Problems to solve. Obviously, there are important aspects that need resolving, particularly financial issues and it will take time before the installations decided on will be up and running. The pipeline will not be operational until 2011; the new nuclear plant will not provide electricity until 2015 at the earliest (whilst the old Ignalina plant to replace it should already be closed by 2010); the electric powerbridge between Poland and Lithuania is still awaiting the signature for the definitive agreement on its construction and will not, in any case, be operational until 2010; the Estonian-Finnish electric powerbridge is ready but links with other Baltic countries and between Finland and Sweden are still at the projects stage. A lot still needs to be done but political and technical progress last month was crucial.

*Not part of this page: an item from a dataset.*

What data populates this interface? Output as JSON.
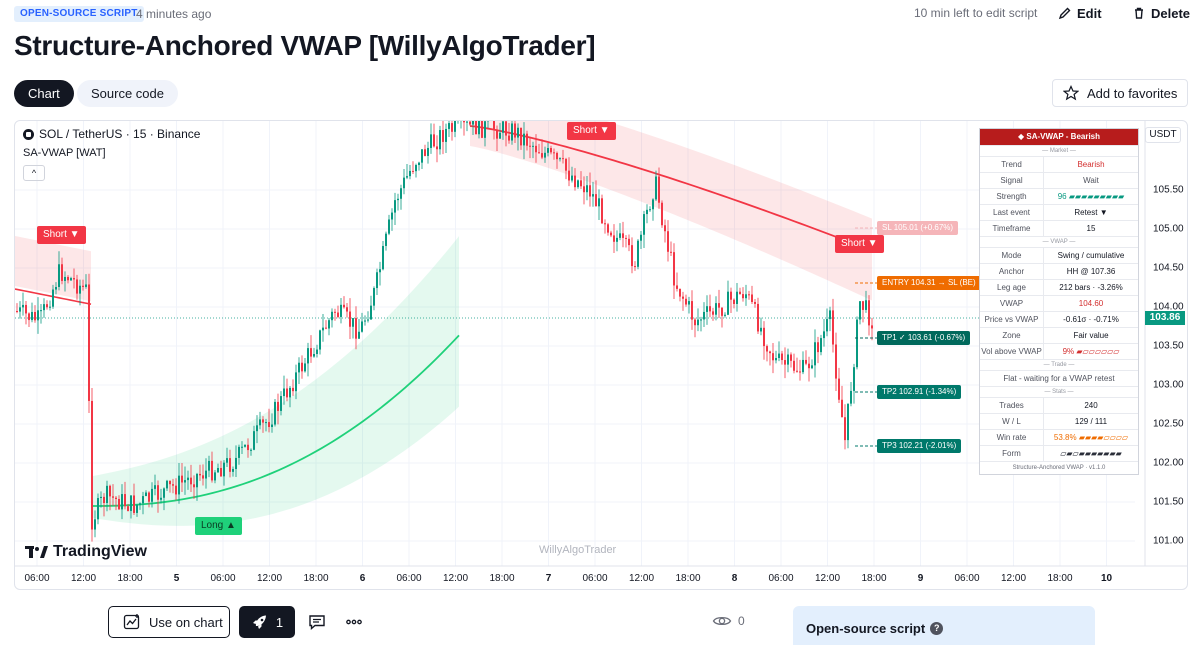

Vladimir Putin will certainly not remain a passive bystander but the Russian-German gas pipeline under the Baltic Sea (which is still being objected to on environmental grounds by Scandinavian countries and Poland) is expected to reassure him by opening up access not just to German markets but also to those in the United Kingdom, Netherlands and other countries. Divergences and negotiations on energy dossiers do not, in my opinion, contradict the overall positive assessment of developments in EU-Russia relations, which are based on many different factors. Added to those cited yesterday (improvements in prospects involving negotiations for the new global partnership and Russian accession to the WTO) is the agreement on the early warning system in the event of difficulties involving the supply of hydrocarbons; the new agreement on electric interconnection; agreement on steel; progress towards the improved transit for lorries to the Russian border; the “memorandum of understanding” on drug trafficking; and the strengthening of cultural cooperation.

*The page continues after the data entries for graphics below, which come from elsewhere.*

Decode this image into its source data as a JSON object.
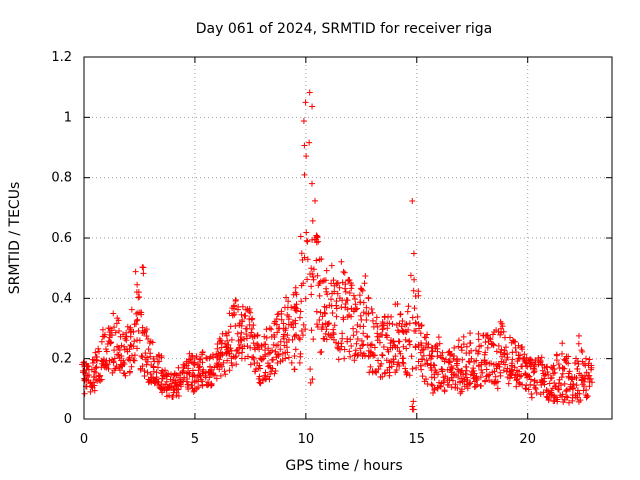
{
  "chart_data": {
    "type": "scatter",
    "title": "Day 061 of 2024, SRMTID for receiver riga",
    "xlabel": "GPS time / hours",
    "ylabel": "SRMTID / TECUs",
    "xlim": [
      0,
      23.8
    ],
    "ylim": [
      0,
      1.2
    ],
    "x_ticks": [
      0,
      5,
      10,
      15,
      20
    ],
    "x_tick_labels": [
      "0",
      "5",
      "10",
      "15",
      "20"
    ],
    "y_ticks": [
      0,
      0.2,
      0.4,
      0.6,
      0.8,
      1.0,
      1.2
    ],
    "y_tick_labels": [
      "0",
      "0.2",
      "0.4",
      "0.6",
      "0.8",
      "1",
      "1.2"
    ],
    "grid": true,
    "marker": "+",
    "series_color": "#ff0000",
    "series": [
      {
        "name": "SRMTID",
        "x": [
          0.0,
          0.2,
          0.4,
          0.6,
          0.8,
          1.0,
          1.2,
          1.4,
          1.6,
          1.8,
          2.0,
          2.2,
          2.4,
          2.6,
          2.8,
          3.0,
          3.2,
          3.4,
          3.6,
          3.8,
          4.0,
          4.2,
          4.4,
          4.6,
          4.8,
          5.0,
          5.2,
          5.4,
          5.6,
          5.8,
          6.0,
          6.2,
          6.4,
          6.6,
          6.8,
          7.0,
          7.2,
          7.4,
          7.6,
          7.8,
          8.0,
          8.2,
          8.4,
          8.6,
          8.8,
          9.0,
          9.2,
          9.4,
          9.6,
          9.8,
          10.0,
          10.2,
          10.4,
          10.6,
          10.8,
          11.0,
          11.2,
          11.4,
          11.6,
          11.8,
          12.0,
          12.2,
          12.4,
          12.6,
          12.8,
          13.0,
          13.2,
          13.4,
          13.6,
          13.8,
          14.0,
          14.2,
          14.4,
          14.6,
          14.8,
          15.0,
          15.2,
          15.4,
          15.6,
          15.8,
          16.0,
          16.2,
          16.4,
          16.6,
          16.8,
          17.0,
          17.2,
          17.4,
          17.6,
          17.8,
          18.0,
          18.2,
          18.4,
          18.6,
          18.8,
          19.0,
          19.2,
          19.4,
          19.6,
          19.8,
          20.0,
          20.2,
          20.4,
          20.6,
          20.8,
          21.0,
          21.2,
          21.4,
          21.6,
          21.8,
          22.0,
          22.2,
          22.4,
          22.6,
          22.8
        ],
        "y": [
          0.12,
          0.1,
          0.13,
          0.15,
          0.17,
          0.18,
          0.2,
          0.22,
          0.21,
          0.19,
          0.2,
          0.24,
          0.3,
          0.28,
          0.2,
          0.17,
          0.15,
          0.14,
          0.11,
          0.1,
          0.1,
          0.11,
          0.12,
          0.13,
          0.14,
          0.13,
          0.14,
          0.15,
          0.14,
          0.13,
          0.17,
          0.18,
          0.2,
          0.22,
          0.24,
          0.25,
          0.26,
          0.24,
          0.22,
          0.18,
          0.16,
          0.17,
          0.19,
          0.22,
          0.24,
          0.24,
          0.25,
          0.24,
          0.28,
          0.34,
          0.42,
          0.46,
          0.44,
          0.38,
          0.35,
          0.33,
          0.31,
          0.3,
          0.32,
          0.31,
          0.3,
          0.28,
          0.28,
          0.27,
          0.24,
          0.22,
          0.21,
          0.2,
          0.21,
          0.21,
          0.22,
          0.22,
          0.21,
          0.22,
          0.26,
          0.25,
          0.2,
          0.18,
          0.16,
          0.15,
          0.15,
          0.14,
          0.14,
          0.15,
          0.14,
          0.14,
          0.15,
          0.15,
          0.16,
          0.17,
          0.18,
          0.17,
          0.18,
          0.18,
          0.19,
          0.18,
          0.17,
          0.16,
          0.16,
          0.15,
          0.14,
          0.13,
          0.12,
          0.12,
          0.11,
          0.1,
          0.1,
          0.11,
          0.12,
          0.11,
          0.1,
          0.11,
          0.12,
          0.12,
          0.11
        ],
        "spread": [
          0.06,
          0.06,
          0.06,
          0.07,
          0.08,
          0.08,
          0.08,
          0.09,
          0.09,
          0.08,
          0.09,
          0.1,
          0.16,
          0.2,
          0.1,
          0.07,
          0.06,
          0.06,
          0.04,
          0.04,
          0.04,
          0.05,
          0.05,
          0.05,
          0.06,
          0.06,
          0.06,
          0.06,
          0.06,
          0.06,
          0.07,
          0.08,
          0.09,
          0.12,
          0.12,
          0.1,
          0.1,
          0.1,
          0.09,
          0.08,
          0.07,
          0.08,
          0.09,
          0.1,
          0.1,
          0.11,
          0.11,
          0.11,
          0.15,
          0.24,
          0.45,
          0.5,
          0.22,
          0.18,
          0.15,
          0.13,
          0.12,
          0.12,
          0.16,
          0.16,
          0.15,
          0.14,
          0.14,
          0.14,
          0.13,
          0.12,
          0.1,
          0.1,
          0.1,
          0.1,
          0.1,
          0.1,
          0.1,
          0.12,
          0.4,
          0.15,
          0.09,
          0.08,
          0.08,
          0.08,
          0.08,
          0.07,
          0.07,
          0.08,
          0.08,
          0.08,
          0.08,
          0.08,
          0.09,
          0.09,
          0.1,
          0.09,
          0.09,
          0.09,
          0.1,
          0.09,
          0.09,
          0.08,
          0.08,
          0.08,
          0.07,
          0.07,
          0.07,
          0.07,
          0.06,
          0.06,
          0.06,
          0.08,
          0.1,
          0.08,
          0.06,
          0.07,
          0.1,
          0.08,
          0.06
        ]
      }
    ]
  }
}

A basis for future political cooperation. It is true that the progress cited is economic, while the main controversial political questions are still pending: peace in the Middle East, Iran, status of Kosovo, installation of the US anti-missile shield in some member states. I do not believe, however, that the current EU-Russia cooperation methods are efficient in these areas: the EU still has to consolidate its instruments and “awareness” about its common foreign policy. Concrete cooperation in economic areas, which has also, in some cases, an obvious strategic significance, represents a useful basis for future political cooperation. (F.R.)